Rental Wreckers
Previous Post - Stage 2 - “Death Road Duel”
“Well, looks like this is that time.” Jake said from behind the wheel, the altimeter on the dash slowly climbing, and climbing, and climbing. “Glad we took this from a junked airplane before we started this race.” Cody opened the glovebox and fished out the Viagra, with a stupid grin.
“You know, I’ve never done this before.” Cody said, laughing at the absurdity.
“I have. Not for altitude, either. Freshman year of college, I thought it’d be a great idea to use this for… Let’s just say some extra ‘staying power’ during the after-party with my girlfriend. No, she wasn’t impressed when she had to take me to the hospital after four hours. Can’t believe I’m taking one again, though at least this time, it’s for a better reason than ‘If I can bang my gal all night, I’ll be the envy of the dorms.’ Get the water, we’re gonna need it.” Jake said, chuckling.
The two of them downed their iconic ‘little blue pills’ and continued on, the Travette singing its way up the mountain, turbocharged inline 3 roaring away in Drive, the added boost keeping them from losing power.
“Shame we’re rear-wheel-drive, we’d probably make better time if we weren’t spinning the tires so much.” Cody said, though he noticed the Dirt Warriors were slowly falling back. “Wonder what’s bothering them.” Cody said, jabbing his thumb over his shoulder at the car behind them.
“Altitude, most likely.
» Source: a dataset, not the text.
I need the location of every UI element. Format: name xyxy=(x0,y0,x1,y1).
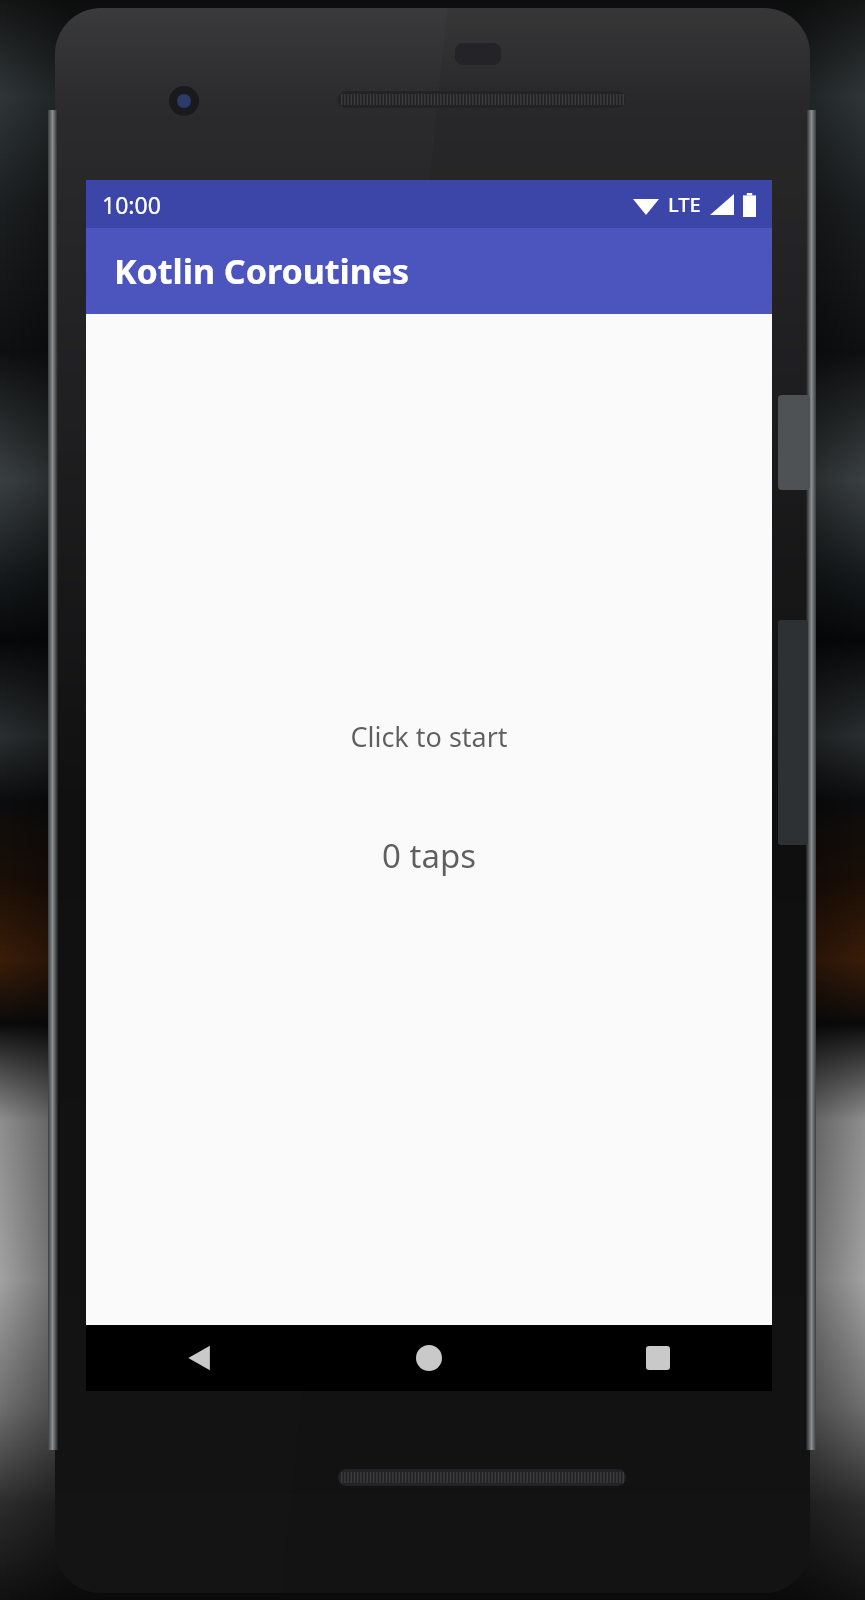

Wouldn’t be surprised if we’re driving a bit of a rarity, a turbocharged car. We may only have 100 horsepower, but we’ll still have probably 80 at 15,000 feet. Maybe. I can’t remember my altitude power loss conversions. Someone else with 100 horses would be somewhere around 20 or so, which means the higher we go, the better our power gets compared to theirs. That goes for anyone going for ‘No Replacement For Displacement’ in this run.” Jake said.
They found that the higher they went, the more hilarious everything was. “I feel like that time I walked into Marcus’ room while he had it full of smoke. Everything’s just… You know.”
“Hypoxia. That’s what you’re feeling. Luckily, Luke packed us a little gift under the back seat.” Jake said, pointing to the backpack on the floor. Cody grabbed it and pulled out the contraption within.
“Why is a welding torch a good gift?” Cody asked, with a loopy smile. Jake took his right hand off the wheel, grabbed the torch, then opened the Oxygen bottle ever so slightly and pointed it at Cody’s face. It took only a couple seconds for Cody to come to his senses, then said, “Remind me when we get back to only give him a minor ass-kicking. Who knew his portable oxy-propane welding torch would be a life-saver up here?”
“Just remember, we have to share, and there’s only maybe a couple minutes worth of oxygen in that bottle. And don’t make the mistake of opening the other bottle, you’ll end up with a lung full of propane.” Jake said. “And that’ll fuckin’ kill ya.”
At the end of the stage, Jake parked the little Vheego Travette and helped set up a rudimentary camp. Cody checked their status, then said, “Lost two more. Not surprising, either.”
“What’s surprising is how far this little shitbox has carried us. Proof that a Rental is the right choice, perhaps, or just sheer dumb luck. Either way, let’s rest up what we can, prepare for the next stage.” Jake replied.